Между лапами складка. Глыба расправляет ее. Теперь ясно. Кожа между лапами натягивается, вроде зонтика, только квадратного.
- А зубы. Смотрите зубы какие!
Два острых длинных резца желтеют. Глыба рукавицу ей в рот. Цок! В брезенте две дырочки аккуратных.
- Пусти ее, - Ирен просит.
Глыба белку вверх подбрасывает, как голубя. Та расправляет крылья свои. Полетела летяга. В обед опять приключение. Прилетел глухарь. Сел нагло над нашими головами и смотрит. Глыба ерзает: "Жалость какая. Ружье опять не взял".
- А чего он не боится?
- А ты у него спроси.
- Да просто людей первый раз видит.
Я подумал: "А ведь верно. Откуда ему людей видеть. Не было до нас здесь людей". Глыба в глухаря палкой швыряет. Тот на другое дерево садится. Оттуда смотрит. Глыба не выдерживает, бежит за ним с топором. До глухаря, наконец, доходит, что его убивать собираются. Улетает удивленный...

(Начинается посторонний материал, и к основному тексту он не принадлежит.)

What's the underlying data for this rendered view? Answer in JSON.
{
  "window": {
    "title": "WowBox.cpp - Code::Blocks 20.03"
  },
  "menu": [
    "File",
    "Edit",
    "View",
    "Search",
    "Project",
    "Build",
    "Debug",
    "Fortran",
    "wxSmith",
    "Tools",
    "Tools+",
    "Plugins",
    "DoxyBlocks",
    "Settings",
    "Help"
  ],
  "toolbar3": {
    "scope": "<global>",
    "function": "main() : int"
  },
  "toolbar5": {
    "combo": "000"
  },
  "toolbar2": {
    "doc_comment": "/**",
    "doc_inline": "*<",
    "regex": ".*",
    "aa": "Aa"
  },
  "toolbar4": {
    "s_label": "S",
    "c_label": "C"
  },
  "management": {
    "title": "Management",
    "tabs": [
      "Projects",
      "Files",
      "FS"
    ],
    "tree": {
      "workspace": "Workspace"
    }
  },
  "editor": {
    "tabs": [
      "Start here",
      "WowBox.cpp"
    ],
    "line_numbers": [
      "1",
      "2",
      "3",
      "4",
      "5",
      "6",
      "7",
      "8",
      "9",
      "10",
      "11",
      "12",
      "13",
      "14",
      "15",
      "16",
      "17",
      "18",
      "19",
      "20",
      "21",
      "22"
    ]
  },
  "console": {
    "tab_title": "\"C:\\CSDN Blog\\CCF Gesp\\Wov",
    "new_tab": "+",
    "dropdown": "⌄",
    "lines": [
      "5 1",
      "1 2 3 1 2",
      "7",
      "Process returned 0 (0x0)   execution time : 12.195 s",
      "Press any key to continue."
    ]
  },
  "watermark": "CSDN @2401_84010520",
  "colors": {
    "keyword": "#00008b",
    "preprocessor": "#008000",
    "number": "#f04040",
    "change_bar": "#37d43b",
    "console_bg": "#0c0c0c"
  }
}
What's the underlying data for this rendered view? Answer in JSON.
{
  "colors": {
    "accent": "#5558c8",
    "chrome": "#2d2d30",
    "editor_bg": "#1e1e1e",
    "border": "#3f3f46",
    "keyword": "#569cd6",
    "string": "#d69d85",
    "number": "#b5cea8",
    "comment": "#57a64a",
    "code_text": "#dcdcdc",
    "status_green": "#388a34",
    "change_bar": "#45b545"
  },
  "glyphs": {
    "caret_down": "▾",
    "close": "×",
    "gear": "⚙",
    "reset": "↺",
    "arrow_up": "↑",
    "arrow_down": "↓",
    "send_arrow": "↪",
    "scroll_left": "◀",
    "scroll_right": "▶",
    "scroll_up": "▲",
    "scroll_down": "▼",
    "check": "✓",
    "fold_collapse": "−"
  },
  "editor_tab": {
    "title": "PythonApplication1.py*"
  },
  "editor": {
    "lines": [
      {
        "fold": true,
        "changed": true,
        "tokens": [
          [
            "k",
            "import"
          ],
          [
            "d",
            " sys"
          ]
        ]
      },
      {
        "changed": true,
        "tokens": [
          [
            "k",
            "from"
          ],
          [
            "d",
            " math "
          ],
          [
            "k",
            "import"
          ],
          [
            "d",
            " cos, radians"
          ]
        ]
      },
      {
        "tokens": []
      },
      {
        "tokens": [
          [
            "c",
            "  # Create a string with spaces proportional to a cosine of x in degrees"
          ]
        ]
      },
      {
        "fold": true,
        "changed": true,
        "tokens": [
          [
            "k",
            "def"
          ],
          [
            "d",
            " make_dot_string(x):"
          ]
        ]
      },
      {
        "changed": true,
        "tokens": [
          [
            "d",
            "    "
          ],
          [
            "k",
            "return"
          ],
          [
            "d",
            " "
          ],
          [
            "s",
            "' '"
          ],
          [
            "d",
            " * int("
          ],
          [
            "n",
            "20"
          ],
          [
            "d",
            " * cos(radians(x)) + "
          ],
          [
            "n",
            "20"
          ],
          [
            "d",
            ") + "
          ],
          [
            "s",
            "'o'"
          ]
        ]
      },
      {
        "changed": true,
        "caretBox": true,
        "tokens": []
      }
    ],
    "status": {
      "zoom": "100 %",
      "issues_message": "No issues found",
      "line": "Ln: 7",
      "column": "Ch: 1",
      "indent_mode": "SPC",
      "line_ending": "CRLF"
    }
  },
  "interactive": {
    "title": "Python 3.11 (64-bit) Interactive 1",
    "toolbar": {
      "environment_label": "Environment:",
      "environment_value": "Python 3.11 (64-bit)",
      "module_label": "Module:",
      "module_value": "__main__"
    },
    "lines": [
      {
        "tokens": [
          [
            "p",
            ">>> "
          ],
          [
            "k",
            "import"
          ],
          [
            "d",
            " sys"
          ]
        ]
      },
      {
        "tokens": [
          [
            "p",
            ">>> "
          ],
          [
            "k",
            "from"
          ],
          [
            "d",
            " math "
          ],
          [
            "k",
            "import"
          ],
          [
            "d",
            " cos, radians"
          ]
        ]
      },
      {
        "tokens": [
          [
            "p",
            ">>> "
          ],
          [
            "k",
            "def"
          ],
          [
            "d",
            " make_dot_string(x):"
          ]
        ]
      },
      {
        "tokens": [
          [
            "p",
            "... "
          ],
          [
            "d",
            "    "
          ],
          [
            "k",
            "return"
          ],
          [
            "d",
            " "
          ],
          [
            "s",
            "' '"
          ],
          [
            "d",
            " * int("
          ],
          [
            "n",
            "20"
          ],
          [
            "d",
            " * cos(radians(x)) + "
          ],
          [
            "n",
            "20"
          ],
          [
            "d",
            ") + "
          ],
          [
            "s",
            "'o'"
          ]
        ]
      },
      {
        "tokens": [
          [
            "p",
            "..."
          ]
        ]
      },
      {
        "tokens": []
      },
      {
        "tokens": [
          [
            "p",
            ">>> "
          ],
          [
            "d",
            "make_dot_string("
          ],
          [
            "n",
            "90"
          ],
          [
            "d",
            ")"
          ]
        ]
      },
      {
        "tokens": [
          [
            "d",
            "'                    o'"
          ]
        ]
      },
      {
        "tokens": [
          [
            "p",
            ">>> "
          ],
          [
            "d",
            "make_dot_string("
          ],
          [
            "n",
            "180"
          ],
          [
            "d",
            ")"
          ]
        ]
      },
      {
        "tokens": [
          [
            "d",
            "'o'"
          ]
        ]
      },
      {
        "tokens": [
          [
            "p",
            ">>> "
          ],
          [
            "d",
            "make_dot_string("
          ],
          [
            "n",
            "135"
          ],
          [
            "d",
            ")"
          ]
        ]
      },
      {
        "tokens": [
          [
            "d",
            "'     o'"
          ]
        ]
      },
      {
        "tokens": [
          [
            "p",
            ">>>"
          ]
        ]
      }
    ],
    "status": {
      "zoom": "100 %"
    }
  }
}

Слабел мороз. Назад мы все тем же путем возвращались, по застывшей реке. Ветер кое-где снег с Геткана сдул и коричневый лед, совершенно гладкий, полированный темнел. Мы с Серегой сзади плелись, о жизни болтали, когда увидали, что ребята на лед легли.
- Серега, чтой-то с ними?
- Заскок очередной.
Подошли ближе:
- Вы чего, долбанулись?
- Тихо! Ложись, смотри!
Мы легли. И вот что я увидел: если взять реку с ее движением и как в кино стоп-кадром остановить, это, примерно, то же самое. Совершенно прозрачный лед. Видимость метра два, до дна до самого. Водоросли, пузырьки воздуха, рыбки маленькие - все в этом куске хрустальном застыло. Течение когда-то водоросли, как волосы на ветру колыхало. Теперь они замерзли, окаменели. Странное было чувство. Точно как в кино. Будто сейчас опять кто-то реку включит и она задвигается, зашевелится, потечет... Картина, конечно, издалека захватывающая получилась: двенадцать взрослых людей посреди тайги на льду лежат и вниз смотрят. Кто б увидел - не поверил. Но было. Лежали мы на этом льду. Не до конца, выходит, нас холодом материалистическим затянуло. Кой-какие комочки еще теплились.